Come riscattare la laurea anche se non si lavora?

Il riscatto è quell’istituto previsto per abbreviare l’ultimo periodo dell’età lavorativa, la pensione. Si può dire che con il riscatto del titolo di studio è possibile andare prima in pensione.

Il riscatto degli studi universitari può essere esercitato anche da coloro che non sono iscritti a nessuna forma obbligatoria di previdenza che non abbiano iniziato l’attività lavorativa.

In tutti questi casi il contributo è versato all’Inps e viene rivalutato secondo le regole del sistema contributivo, partendo come riferimento, dalla data della domanda.

Successivamente se lo studente, comincia a lavorare, il montante maturato sarà trasferito, a domanda, presso la gestione previdenziale nella quale l’interessato si iscriverà.

Invece, in assenza di retribuzione o reddito di riferimento, l’onere di riscatto sarà costituito dal versamento di una somma pari, per ogni anno da riscattare, al livello minimo di reddito imponibile previsto per gli iscritti alla gestione commercianti (€ 15.878 nel 2019), moltiplicato per l’aliquota di computo delle prestazioni pensionistiche dell’assicurazione generale obbligatoria per i lavoratori dipendenti (attualmente pari al 33%).

Si ipotizzi per esempio un giovane di in attesa di occupazione che chiede il riscatto della laurea breve (tre anni).

Nel 2019 l’imponibile contributivo minimo dei commercianti è pari a 15.878 euro. Per calcolare quanto gli costa il riscatto sarà sufficiente applicare il 33% a quell’importo (18.878) e moltiplicare il risultato per i tre anni di università. In totale dovrà spendere € 15.720.

L’onere di riscatto è deducibile?

Per i contribuenti iscritti a una qualsiasi gestione previdenziale, i contributi versati per il riscatto del corso di laurea (sia ai fini pensionistici che ai fini della buonuscita) sono deducibili dal reddito complessivo ai sensi dell’articolo 10 del Tuir, lettera e).

L’onere per il riscatto della laurea è deducibile fiscalmente dall’imponibile Irpef direttamente dall’interessato oppure, se questi non è ancora titolare di reddito, è detraibile dall’imposta dovuta dai soggetti di cui l’interessato risulti fiscalmente a carico (il padre o la madre), nella misura del 19% dell’importo stesso.

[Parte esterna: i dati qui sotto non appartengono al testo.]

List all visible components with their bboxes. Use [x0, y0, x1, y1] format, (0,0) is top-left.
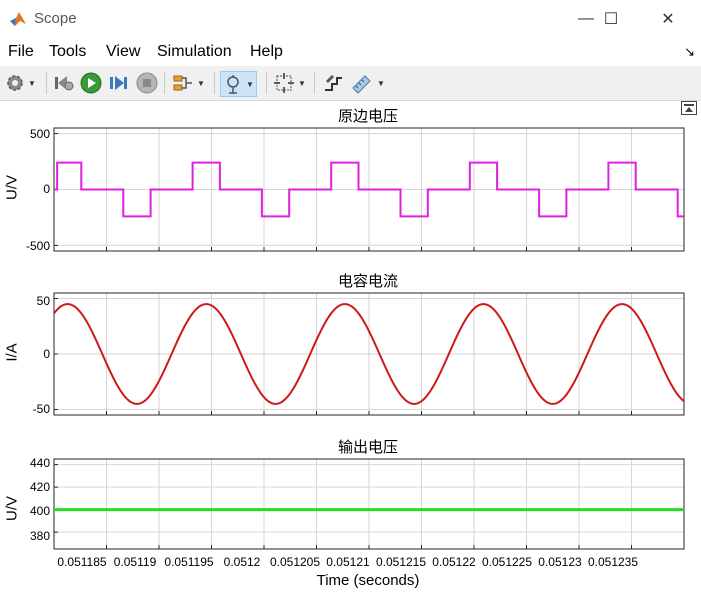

Nel modello 730/2022 questi importi devono essere riportati nel rigo “E21 – Contributi previdenziali e assistenziali” e sono deducibili fino a concorrenza del reddito complessivo.


Se le somme relative al riscatto sono versate per familiari a carico (cosiddetti “inoccupati”), spetta invece la detrazione d’imposta del 19% e devono essere indicate nei righi da E8 a E10 (con il codice 32).


Il rigo E56 del modello 730, richiamato nel quesito, è destinato invece ad accogliere le somme (detraibili nella misura del 50%) versate da soggetti, rientranti nel sistema di calcolo contributivo integrale, per riscattare in tutto o in parte periodi precedenti il 30 marzo 2019 non coperti da contribuzione presso forme di previdenza obbligatoria (cosiddetta “pace contributiva”).


Questa possibilità è stata introdotta in via sperimentale, per il triennio 2019-2021, dall’art. 20 del decreto legge n. 4/2019. Del resto, le stesse istruzioni per la compilazione del rigo E56 del modello 730 riportano testualmente: “Non possono essere indicate in questo rigo le somme per cui spetta la detrazione prevista per gli inoccupati (Righi da E8 a E10, codice 32) o per cui spetta la deduzione dal reddito complessivo (rigo E21)”.